General Rules for all Mining Concessions in Ecuador

Mining Regimes
Pursuant to the Ecuadorean Constitution, the state owns all minerals and non-renewable natural resources, but mining concessions can be granted to companies and individuals. Concessionaires have the exclusive right to explore, exploit, process and sell any metallic minerals within the concession. Ownership of mining concessions is distinct from ownership of the surface land.

Applicable Ecuadorean mining laws recognizes four categories (or regimes) of mining concession rights: artisanal, small-scale, medium-scale and large-scale mining.

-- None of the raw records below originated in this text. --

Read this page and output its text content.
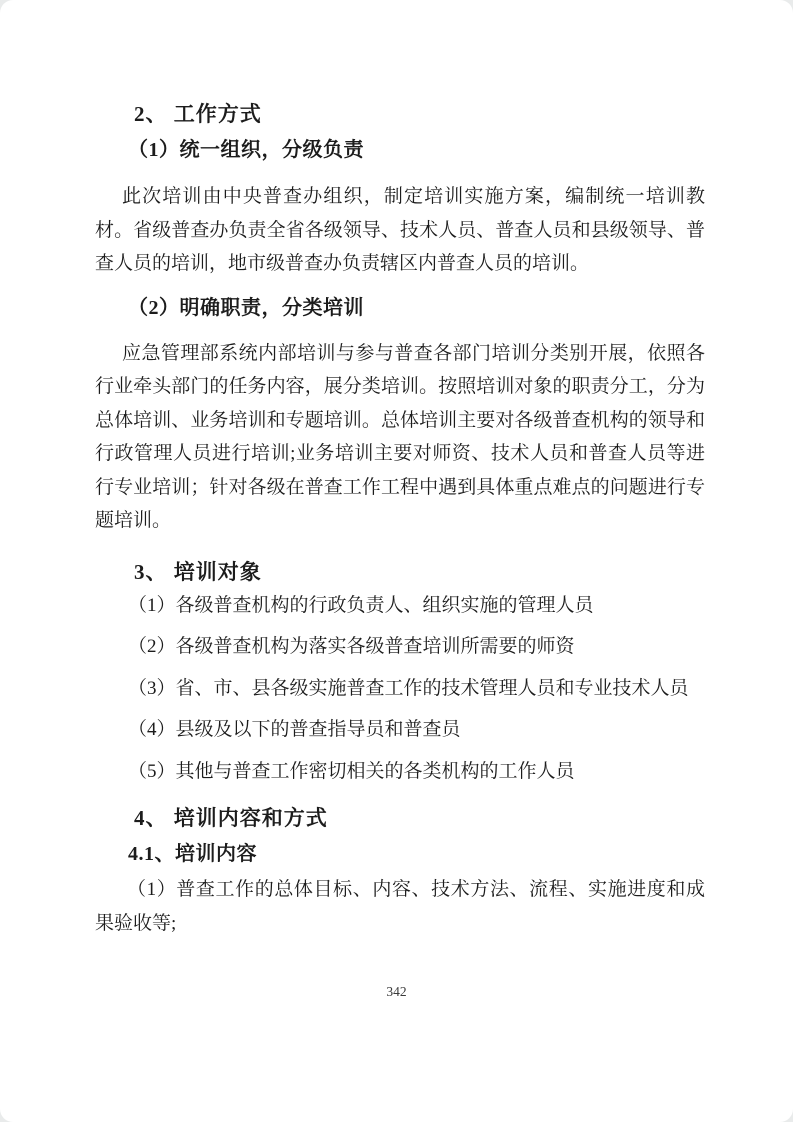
2、 工作方式
（1）统一组织，分级负责

此次培训由中央普查办组织，制定培训实施方案，编制统一培训教材。省级普查办负责全省各级领导、技术人员、普查人员和县级领导、普查人员的培训，地市级普查办负责辖区内普查人员的培训。

（2）明确职责，分类培训

应急管理部系统内部培训与参与普查各部门培训分类别开展，依照各行业牵头部门的任务内容，展分类培训。按照培训对象的职责分工，分为总体培训、业务培训和专题培训。总体培训主要对各级普查机构的领导和行政管理人员进行培训;业务培训主要对师资、技术人员和普查人员等进行专业培训；针对各级在普查工作工程中遇到具体重点难点的问题进行专题培训。

3、 培训对象
（1）各级普查机构的行政负责人、组织实施的管理人员
（2）各级普查机构为落实各级普查培训所需要的师资
（3）省、市、县各级实施普查工作的技术管理人员和专业技术人员
（4）县级及以下的普查指导员和普查员
（5）其他与普查工作密切相关的各类机构的工作人员
4、 培训内容和方式
4.1、培训内容

（1）普查工作的总体目标、内容、技术方法、流程、实施进度和成果验收等;

342
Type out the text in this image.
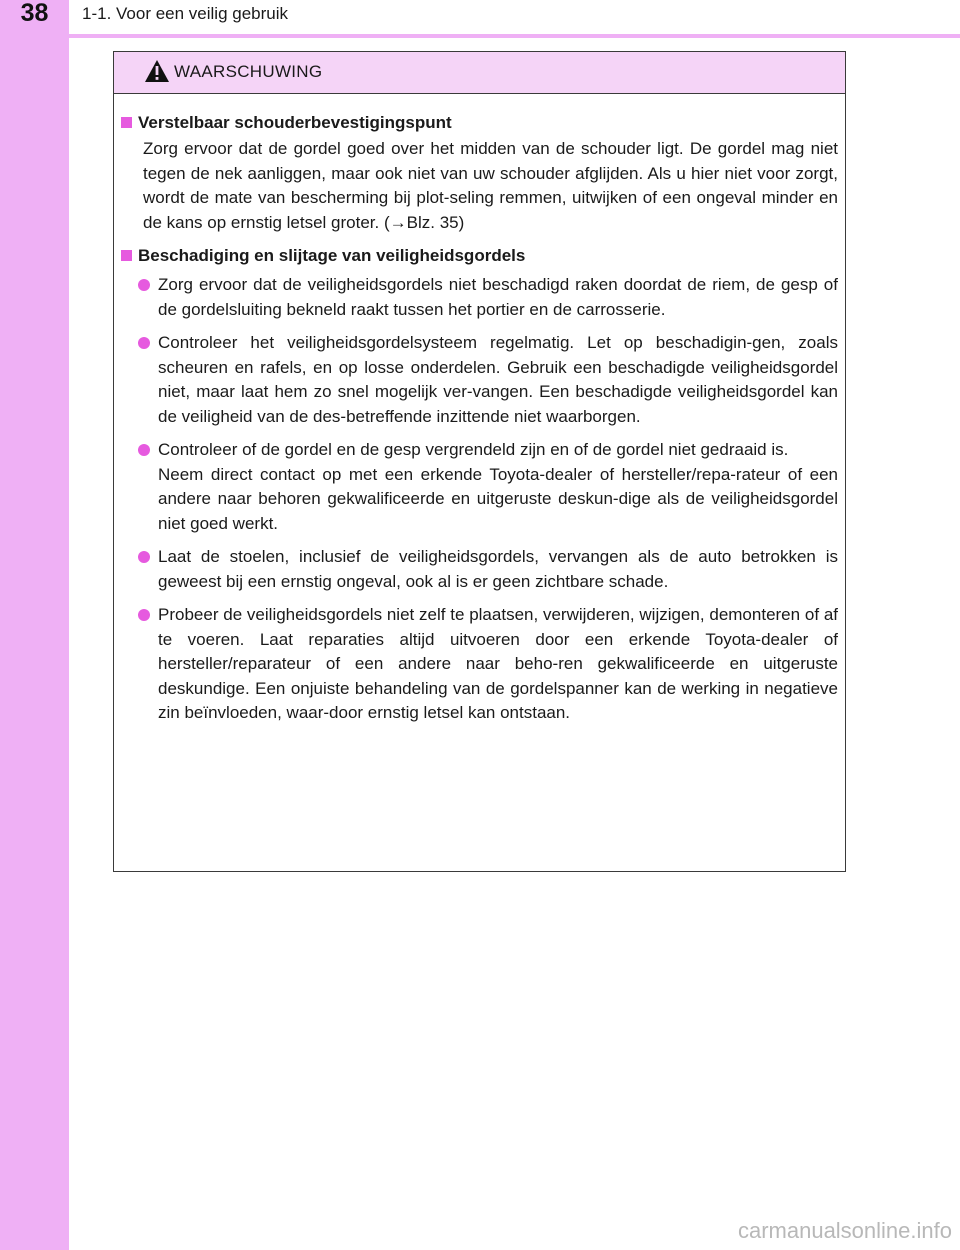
38	1-1. Voor een veilig gebruik
WAARSCHUWING
Verstelbaar schouderbevestigingspunt
Zorg ervoor dat de gordel goed over het midden van de schouder ligt. De gordel mag niet tegen de nek aanliggen, maar ook niet van uw schouder afglijden. Als u hier niet voor zorgt, wordt de mate van bescherming bij plot-seling remmen, uitwijken of een ongeval minder en de kans op ernstig letsel groter. (→Blz. 35)
Beschadiging en slijtage van veiligheidsgordels
Zorg ervoor dat de veiligheidsgordels niet beschadigd raken doordat de riem, de gesp of de gordelsluiting bekneld raakt tussen het portier en de carrosserie.
Controleer het veiligheidsgordelsysteem regelmatig. Let op beschadigin-gen, zoals scheuren en rafels, en op losse onderdelen. Gebruik een beschadigde veiligheidsgordel niet, maar laat hem zo snel mogelijk ver-vangen. Een beschadigde veiligheidsgordel kan de veiligheid van de des-betreffende inzittende niet waarborgen.
Controleer of de gordel en de gesp vergrendeld zijn en of de gordel niet gedraaid is.
Neem direct contact op met een erkende Toyota-dealer of hersteller/repa-rateur of een andere naar behoren gekwalificeerde en uitgeruste deskun-dige als de veiligheidsgordel niet goed werkt.
Laat de stoelen, inclusief de veiligheidsgordels, vervangen als de auto betrokken is geweest bij een ernstig ongeval, ook al is er geen zichtbare schade.
Probeer de veiligheidsgordels niet zelf te plaatsen, verwijderen, wijzigen, demonteren of af te voeren. Laat reparaties altijd uitvoeren door een erkende Toyota-dealer of hersteller/reparateur of een andere naar beho-ren gekwalificeerde en uitgeruste deskundige. Een onjuiste behandeling van de gordelspanner kan de werking in negatieve zin beïnvloeden, waar-door ernstig letsel kan ontstaan.
carmanualsonline.info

A mining concession is granted for up to 25 years and may be renewed for an equal period. Once the mining concession has been granted, in medium-scale mining and large-scale mining the concessionaire shall comply with the following phases and terms:

(a)    up to four years of initial exploration, i.e., surface exploration including geological mapping, geophysical surveys, and geochemical sampling (stream sediments, soils & rocks) and trenching (“Initial Exploration Phase”);
(b)    up to four years of advanced exploration, including drilling (“Advanced Exploration Phase”); and
(c)    two years of economic evaluation of the deposit (pre-feasibility and feasibility studies), which can be extended for an additional two-year period, and during which periods drilling activities may continue (“Economic Evaluation Phase”).

During the Economic Evaluation Phase, the concessionaire must apply for the commencement of the exploitation (i.e., construction, operations, closure & remediation) phase of the project (“Exploitation Phase”). Within six months of beginning the Exploitation Phase, concessionaires in the large-scale mining category must sign a mining exploitation (i.e., mine development) contract with the Ecuadorean government fixing the payment of taxes, royalties and advance royalties, although negotiations may begin during the Economic Evaluation Phase.

The production ranges for small-scale mining of metallic minerals are up to 300 tonnes of ore in underground mining, up to 1,000 tonnes of ore in open-pit mining and up to 1,500 cubic metres of ore in alluvial mining.

The production ranges for medium-scale mining of metallic minerals are 301 – 1,000 tonnes of ore per day in underground mining, 1,001 – 2,000 tonnes per day in open-pit mining and 1,501 – 3,000 cubic meters per day in alluvial mining.  Any range that exceeds those established for medium-scale mining is considered large-scale mining.

Artisanal, small- and medium-scale mining operations do not need to sign a mining exploitation contract with the government. Artisanal and small-scale mining categories are entitled to carry out exploration and exploitation activities simultaneously.

Required Permits during Exploration
Prior to engaging in mineral exploration or mining activities in the initial exploration phase (surface exploration): (a) the Ecuadorean Ministry of Environment (the "MOE") must issue an environmental registration; (b) the Water Authority (the "SENAGUA") must issue a report on the possible effects on surface and/or ground water bodies and confirmation of compliance with the order of priority relating to the right of access to the water; and (c) the concessionaire must submit a sworn statement declaring that the proposed exploration or mining activities will not adversely affect public infrastructure, ports, beaches and sea-beds, telecommunication networks, military installations, oil industry infrastructure, aeronautical installations, electrical networks and infrastructure, or archaeological, natural or cultural remains.

Prior to engaging in the Advanced Exploration Phase: (a) the MOE must issue an environmental license which includes a public consultation process; and (b) SENAGUA must issue a water permit for industrial use of water.